Chereads / CAROLINE / Chapter 5 - Chapter 5

Chapter 5 - Chapter 5

Aku tersentak ketika Alex menyebut aku adalah miliknya. "Aku bukan barang." balasku dengan kening berkerut marah.

"Kau tahu bukan itu yang kumaksudkan." katanya lembut. "Kau adalah milikku, karena aku juga adalah milikmu. Seluruhnya… seutuhnya. Mate adalah pasangan sekali seumur hidup bagi werewolf."

Kata-katanya membuat perutku terasa seperti dikerubungi ratusan kupu-kupu.

"Karena itu aku memohon pada Mum dan Dad untuk mengadopsimu ketika kita bertemu di panti asuhan itu." Lanjutnya, "Aku tahu ini salah, kau juga sudah menganggapku sebagai kakakmu. Tapi aku tidak bisa menganggapmu sebagai adikku, Cara. Aku tidak pernah menganggapmu sebagai adikku..." Alex mendekatiku lalu menangkupkan salah satu tangannya pada pipiku, kulitku terasa seperti disengat listrik yang menyenangkan. Saat aku membalas tatapan seriusnya, aku tahu... mulai detik ini aku tidak bisa menatap Alex sama seperti aku menatap seorang kakak lagi.

Whoa, pikirku terkejut, semudah itu? Dengan sedikit terhuyung aku duduk di pinggiran tempat tidurku.

"Aku tidak pernah memohon sebelumnya. Tapi jika kau menginginkannya aku akan melakukannya." Alex berlutut di depanku, kedua tangannya diletakkan di lututku. Aliran listrik yang menyenangkan menyengat setiap kami bersentuhan. "Aku tahu ini semua terlalu mengejutkan untukmu dan aku menjelaskannya dengan sangat buruk kemarin. Tapi, Cara, beri aku satu kesempatan lagi." Suara Alex terdengar sangat tulus hingga membuat hatiku terasa diremas-remas.

"Aku tidak tahu. Semua ini terlalu cepat bagiku." jawabku dengan jujur. Hanya dalam semalam kehidupanku berubah. Akhirnya aku tahu bahwa aku diadopsi, lalu ternyata werewolf itu nyata dan—dan aku adalah mate kakakku sendiri.  Mate, kata itu masih terasa asing bagiku. "Apa yang harus kulakukan?" Gumamku padanya.

"Bagaimana dengan memulainya dari awal?" tawarnya sambil menggenggam tangan kiriku dengan lembut.

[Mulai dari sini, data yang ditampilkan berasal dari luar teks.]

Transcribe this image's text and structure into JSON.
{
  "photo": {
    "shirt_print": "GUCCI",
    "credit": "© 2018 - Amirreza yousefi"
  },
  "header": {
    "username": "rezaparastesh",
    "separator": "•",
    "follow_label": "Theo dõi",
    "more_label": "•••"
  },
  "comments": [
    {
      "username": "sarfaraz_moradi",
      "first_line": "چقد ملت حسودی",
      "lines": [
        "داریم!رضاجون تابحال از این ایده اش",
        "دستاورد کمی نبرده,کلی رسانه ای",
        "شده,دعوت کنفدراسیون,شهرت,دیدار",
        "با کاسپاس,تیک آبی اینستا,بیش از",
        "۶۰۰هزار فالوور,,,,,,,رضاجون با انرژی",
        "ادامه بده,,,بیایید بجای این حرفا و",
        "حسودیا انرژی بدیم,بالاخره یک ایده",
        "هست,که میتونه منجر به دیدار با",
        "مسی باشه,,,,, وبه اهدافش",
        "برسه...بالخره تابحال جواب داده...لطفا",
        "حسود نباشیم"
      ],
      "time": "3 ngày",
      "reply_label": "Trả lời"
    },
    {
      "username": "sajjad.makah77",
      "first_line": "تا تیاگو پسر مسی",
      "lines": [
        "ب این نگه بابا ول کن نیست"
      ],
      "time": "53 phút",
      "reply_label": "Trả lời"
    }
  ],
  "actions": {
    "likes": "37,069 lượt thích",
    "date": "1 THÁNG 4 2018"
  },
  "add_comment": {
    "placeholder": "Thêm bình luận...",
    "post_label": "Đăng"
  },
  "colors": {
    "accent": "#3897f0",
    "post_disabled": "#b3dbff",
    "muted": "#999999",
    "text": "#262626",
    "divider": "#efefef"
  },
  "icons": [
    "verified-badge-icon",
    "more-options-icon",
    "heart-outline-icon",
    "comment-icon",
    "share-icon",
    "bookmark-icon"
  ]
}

"Apa ini? Kau merasakannya juga?" Tanyaku sambil menunjuk kedua tangannya.

Alex tertawa kecil. "Aku tidak tahu, tapi aku juga merasakannya. Kurasa itu karena aku sudah memberimu mark."

"Mark?"

"Kau ingat... saat aku menggigitmu? Aku menandaimu." Suaranya terdengar berhati-hati. Badanku menegang saat mengingatnya, aku yakin wajahku saat ini sudah pucat.

Alex menyadari perubahanku lalu meremas tanganku, "Cara, aku tidak akan pernah menyakitimu, tanda itu hanya ritual agar werewolf lain tidak mendekatimu. Agar mereka tahu kau adalah milikku. Malam itu aku tidak bisa menahan serigalaku untuk menandaimu sebagai matenya."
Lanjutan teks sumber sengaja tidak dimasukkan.